Il fumetto “Io, Due Facce” alimenta la campagna elettorale in Ungheria
Il primo ministro ungherese Viktor Orbán, al potere con metodi autoritari da anni, si trova ora a fronteggiare un’importante sfida politica. Domenica si voterà per rinnovare il parlamento e i sondaggi indicano il leader dell’opposizione, Péter Magyar, in vantaggio. Orbán sta cercando di recuperare i consensi attraverso una campagna elettorale aggressiva, accusando Magyar di essere un politico bugiardo, riporta Attuale.
Una delle iniziative più controverse di questa campagna è l’uscita di un fumetto intitolato Io, Due Facce, realizzato con intelligenza artificiale e che ritrae Magyar in maniera grottesca, come un individuo con comportamenti viziati, incluso l’abuso di sostanze. La rappresentazione denigratoria è mirata a colpire l’elettorato tradizionalista ungherese, dove Magyar, anch’esso conservatore, ha le sue radici politiche nel partito di Orbán, Fidesz.

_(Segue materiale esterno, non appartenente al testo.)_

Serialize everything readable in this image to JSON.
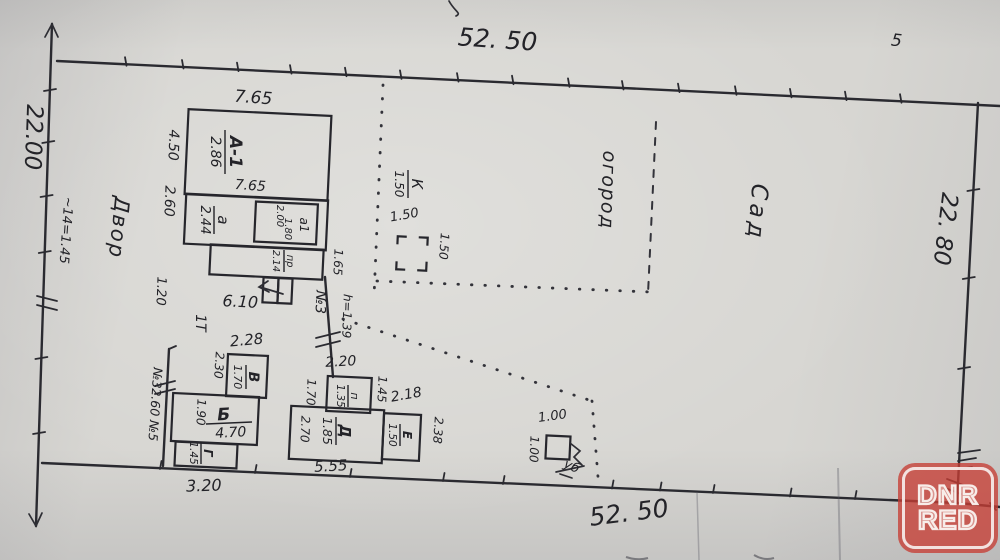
{
  "watermark": {
    "line1": "DNR",
    "line2": "RED"
  },
  "boundary": {
    "top": "52. 50",
    "bottom": "52. 50",
    "left": "22.00",
    "right": "22. 80",
    "left_fence_note": "~14=1.45",
    "stray_mark": "5"
  },
  "areas": {
    "yard": "Двор",
    "garden": "огород",
    "orchard": "Сад"
  },
  "house": {
    "label": "А-1",
    "area": "2.86",
    "width_top": "7.65",
    "width_inner": "7.65",
    "height_main": "4.50",
    "height_annex": "2.60",
    "annex_label": "а",
    "annex_area": "2.44",
    "room_label": "а1",
    "room_w": "2.00",
    "room_h": "1.80",
    "porch_label": "пр",
    "porch_area": "2.14",
    "porch_side": "1.20",
    "base_width": "6.10",
    "gap_right": "1.65"
  },
  "fence3": {
    "label": "№3",
    "height": "h=1.39",
    "gate": "1Т",
    "side_note": "№32.60 №5"
  },
  "sheds": {
    "v": {
      "label": "В",
      "area": "1.70",
      "top": "2.28",
      "left": "2.30"
    },
    "b": {
      "label": "Б",
      "area": "4.70",
      "left": "1.90",
      "bottom": "3.20"
    },
    "g": {
      "label": "Г",
      "area": "1.45"
    },
    "p": {
      "label": "п",
      "area": "1.35",
      "top": "2.20",
      "left": "1.70",
      "right": "1.45",
      "gap": "2.18"
    },
    "d": {
      "label": "Д",
      "area": "1.85",
      "left": "2.70",
      "bottom": "5.55"
    },
    "e": {
      "label": "Е",
      "area": "1.50",
      "right": "2.38"
    },
    "k": {
      "label": "К",
      "area": "1.50",
      "w": "1.50",
      "h": "1.50"
    },
    "out": {
      "label": "уб",
      "top": "1.00",
      "left": "1.00"
    }
  }
}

Le accuse di consumo di droghe, diffuse attraverso la stampa vicina al governo, hanno avuto un impatto significativo. Magyar ha risposto a tali attacchi sottoponendosi a un test antidroga per difendere la sua reputazione.
L’autore del fumetto, un influencer di estrema destra, Áron Ambrózy, è sostenuto da movimenti conservatori che amplificano la retorica di Orbán. Nonostante la scarsa qualità del prodotto, Io, Due Facce è in espansione nelle librerie ungheresi, e viene descritto da alcuni critici come un “artifact absurd” del regime attuale.

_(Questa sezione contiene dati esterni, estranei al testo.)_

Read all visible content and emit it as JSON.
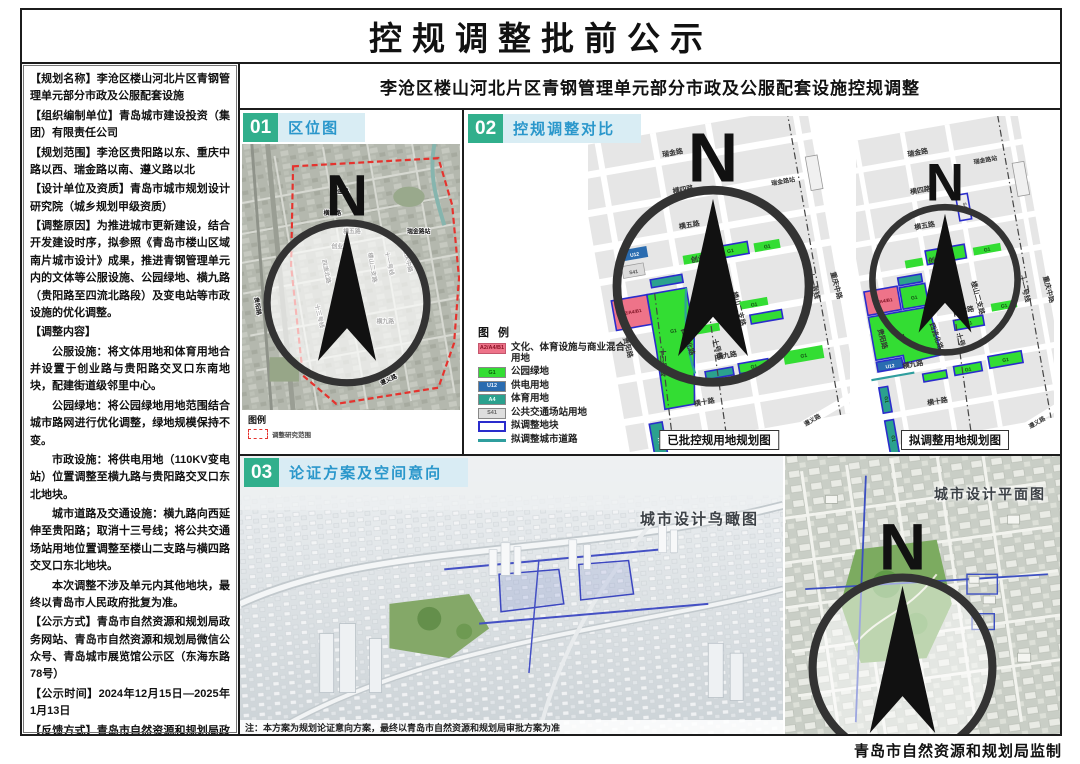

Il fumetto illustra Magyar come un politico disonesto, rappresentandolo con una faccia adornata dai colori della bandiera europea e l’altra mascherata, simbolo della sua presunta disponibilità a tradire gli interessi nazionali. Orbán utilizza il fumetto per presentarsi come un pacifista che sostiene gli interessi ungheresi contro l’Unione Europea e il supporto all’Ucraina.
Magyar ha mantenuto una posizione cauto riguardo a queste tematiche, preferendo concentrarsi sulla lotta alla corruzione, mentre il fumetto trasmette un’immagine di lui come servile nei confronti dell’Occidente, suscitando interrogativi sulla sua reale distanza dalle posizioni di Orbán.
La campagna di Orbán, supportata da un’ampia rete mediatica e finanziaria, sta cercando di affermare la propria influenza riducendo gli spazi per l’opposizione. Secondo osservatori, il fumetto ha spostato la propaganda governativa in ambiti precedentemente non accessibili, contribuendo ad aumentare la visibilità di Orbán tra gli elettori.
Nonostante il successo commerciale del fumetto nelle librerie, la reale dimensione della sua popolarità può essere difficile da quantificare e presenta sfide nel fornire dati attendibili sui suoi risultati. Orbán si prepara quindi a utilizzare ogni possibile risorsa per mantenere il potere alla vigilia delle elezioni.